The team of researchers, led by Teruyuki Hirano of Tokyo Institute of Technology’s Department of Earth and Planetary Sciences, used data from NASA’s Kepler spacecraft and observations from Spain’s Nordic Optical Telescope and Hawaii’s Subaru Telescope to carry out the study. The findings were published in The Astronomical Journal in a series of two papers.
The “star” of the study is K2-155, a bright red dwarf about 200 light-years away. The researchers found three super-Earths (planets larger than Earth but smaller than Neptune) orbiting the star, with the farthest planet, K2-155d, potentially in its habitable zone. By measuring the radius of K2-155d, which is estimated at about 1.6 times that of Earth, and using a 3-D global climate simulation, they found it’s highly probable that liquid water could exist on its surface.

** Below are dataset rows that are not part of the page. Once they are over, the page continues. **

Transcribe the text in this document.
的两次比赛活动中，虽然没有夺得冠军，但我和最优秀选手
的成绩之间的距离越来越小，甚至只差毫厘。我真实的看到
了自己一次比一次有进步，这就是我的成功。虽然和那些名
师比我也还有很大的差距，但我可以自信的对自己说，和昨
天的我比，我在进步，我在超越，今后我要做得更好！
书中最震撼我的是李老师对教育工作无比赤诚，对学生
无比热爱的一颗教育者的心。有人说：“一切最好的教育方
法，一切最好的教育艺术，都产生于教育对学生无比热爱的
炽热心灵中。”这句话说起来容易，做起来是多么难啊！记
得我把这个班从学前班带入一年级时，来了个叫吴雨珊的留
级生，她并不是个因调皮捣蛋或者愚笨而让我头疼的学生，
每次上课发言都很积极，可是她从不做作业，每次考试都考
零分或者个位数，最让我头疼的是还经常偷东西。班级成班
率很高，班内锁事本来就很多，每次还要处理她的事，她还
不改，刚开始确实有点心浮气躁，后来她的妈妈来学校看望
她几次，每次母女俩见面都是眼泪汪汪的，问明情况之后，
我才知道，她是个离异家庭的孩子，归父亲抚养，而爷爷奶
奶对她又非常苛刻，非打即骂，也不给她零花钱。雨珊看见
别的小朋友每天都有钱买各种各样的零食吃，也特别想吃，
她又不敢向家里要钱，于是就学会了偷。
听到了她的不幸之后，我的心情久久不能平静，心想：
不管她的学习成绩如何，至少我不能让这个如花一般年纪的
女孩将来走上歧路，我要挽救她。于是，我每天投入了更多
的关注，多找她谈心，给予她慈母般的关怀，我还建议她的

The team can’t say this with certainty, though, because the unmeasured radius and temperature of its host star could impact K2-155d’s habitability — habitability that also depends on the assumptions that go into the simulation. “In our simulations, the atmosphere and the composition of the planet were assumed to be Earth-like, and there’s no guarantee that this is the case,” said Hirano in a press release.
It addition to studying K2-155d, the team evaluated the similarities and differences between planets that orbit solar-type stars, like the Sun, and planets that orbit red dwarfs. They found that both types of systems have similar radius gaps among their planets, meaning that neither is likely to harbor planets with radii between 1.5 to 2 times that of Earth. The researchers believe this gap may be due to photoevaporation, which rids planets of their outer atmospheric envelope if they get too close to their host star, shedding mass in the process.
The researchers also looked for correlations between a host star’s metallicity (the amount elements heavier than helium they contain) and the radii of planets around it. They found an absence of large planets around host stars with low metallicity, as expected. “Large planets are only discovered around metal-rich stars,” Hirano said. “And what we found was consistent with our predictions. The few planets with a radius about three times that of Earth were found orbiting the most metal-rich red dwarfs.”
Looking forward, Hirano hopes to use NASA’s Transiting Exoplanet Survey Satellite (TESS), set to launch in April, to conduct follow-up investigations and observe planetary orbits and atmospheres in greater detail.
“Red dwarf systems, especially coolest red dwarfs, are just beginning to be investigated, so they are very exciting targets for future exoplanet research,” said Hirano.